Светлый фон

Порадовать бабку мне было нечем — ничего выдающегося во мне не было, и я была у неё надоедливой, как мокрец, колючей, как репей, ядовитой, как борщевик — сорной вредной травой, позором на её седую голову, что родилась в наказание за её грехи.

Родилась, выросла, похоронила отца, узнала, что он всё оставил мачехе, в том числе и дом, отчаянно влюбилась в её сына — своего сводного брата Марка. Страдала по нему все старшие классы, пока он доучивался в университете и приезжал только на каникулы. Строила планы, когда он вернулся, а потом разбилась вдребезги, когда узнала, что ему на меня плевать. Вышла замуж за адвоката Тимура Рахманова. И теперь сбегаю, пока в нашей супружеской спальне он трахает мою мачеху.

Вот и вся история моей жизни в трёх словах.

Кстати, может, смакуя одну сигарету на двоих, они уже обсуждают какие-нибудь дела, пока я торможу и сентиментально предаюсь воспоминаниям, понимая, что, возможно, вижу этот дом последний раз.

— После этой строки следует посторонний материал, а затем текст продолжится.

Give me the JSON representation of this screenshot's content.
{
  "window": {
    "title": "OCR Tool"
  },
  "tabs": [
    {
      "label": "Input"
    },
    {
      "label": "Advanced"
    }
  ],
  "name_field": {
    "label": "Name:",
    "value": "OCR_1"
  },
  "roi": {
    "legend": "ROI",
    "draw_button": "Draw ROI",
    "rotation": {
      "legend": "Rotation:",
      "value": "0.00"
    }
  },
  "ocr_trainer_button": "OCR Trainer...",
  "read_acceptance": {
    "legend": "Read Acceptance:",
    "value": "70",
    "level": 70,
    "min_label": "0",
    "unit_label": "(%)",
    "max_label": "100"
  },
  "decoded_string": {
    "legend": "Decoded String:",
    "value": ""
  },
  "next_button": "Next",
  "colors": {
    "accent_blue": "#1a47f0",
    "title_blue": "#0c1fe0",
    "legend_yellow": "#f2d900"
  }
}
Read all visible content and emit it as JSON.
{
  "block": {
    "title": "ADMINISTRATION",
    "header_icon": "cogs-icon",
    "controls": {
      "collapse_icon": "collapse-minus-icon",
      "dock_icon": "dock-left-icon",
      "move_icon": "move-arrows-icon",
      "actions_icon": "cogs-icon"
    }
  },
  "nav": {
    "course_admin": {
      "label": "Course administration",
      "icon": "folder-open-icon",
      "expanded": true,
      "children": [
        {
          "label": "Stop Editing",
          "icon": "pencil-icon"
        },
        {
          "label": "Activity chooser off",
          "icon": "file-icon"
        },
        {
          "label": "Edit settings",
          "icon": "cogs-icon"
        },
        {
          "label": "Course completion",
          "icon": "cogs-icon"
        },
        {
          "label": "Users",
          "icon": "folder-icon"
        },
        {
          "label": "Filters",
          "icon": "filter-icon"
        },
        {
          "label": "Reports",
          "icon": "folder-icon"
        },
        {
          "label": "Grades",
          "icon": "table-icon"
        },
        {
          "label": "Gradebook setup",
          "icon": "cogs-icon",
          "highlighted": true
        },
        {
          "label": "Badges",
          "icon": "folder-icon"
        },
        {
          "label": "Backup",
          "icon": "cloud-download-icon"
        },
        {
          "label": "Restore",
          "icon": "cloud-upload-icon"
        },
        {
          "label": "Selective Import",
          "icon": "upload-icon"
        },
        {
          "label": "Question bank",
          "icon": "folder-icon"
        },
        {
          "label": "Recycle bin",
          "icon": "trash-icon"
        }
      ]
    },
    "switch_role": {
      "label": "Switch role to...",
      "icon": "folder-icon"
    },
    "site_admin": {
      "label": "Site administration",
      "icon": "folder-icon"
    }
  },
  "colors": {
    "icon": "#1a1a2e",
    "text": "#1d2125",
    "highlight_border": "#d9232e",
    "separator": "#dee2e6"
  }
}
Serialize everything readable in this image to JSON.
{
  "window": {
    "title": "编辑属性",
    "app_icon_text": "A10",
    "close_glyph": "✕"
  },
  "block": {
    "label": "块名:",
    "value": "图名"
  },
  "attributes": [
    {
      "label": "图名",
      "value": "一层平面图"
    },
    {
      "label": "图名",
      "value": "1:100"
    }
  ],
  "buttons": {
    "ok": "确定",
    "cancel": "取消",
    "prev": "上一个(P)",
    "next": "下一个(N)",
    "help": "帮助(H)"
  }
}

Я поставила закорючки подписей на всех протянутых счетах.

— На вечер пятницы всё в силе? — спросил строгий пожилой управляющий, даже в такую жару облачённый в безупречный костюм.

Он работал управляющим и носил свои идеальные костюмы, сколько я себя помню.

— А что у нас в пятницу? — удивилась я.

— Возвращается ваш сводный брат, — ни один мускул не дрогнул на его узком и полном достоинства лице потомственного дворянина. У него даже имя было тургеневское — Иван Сергеевич.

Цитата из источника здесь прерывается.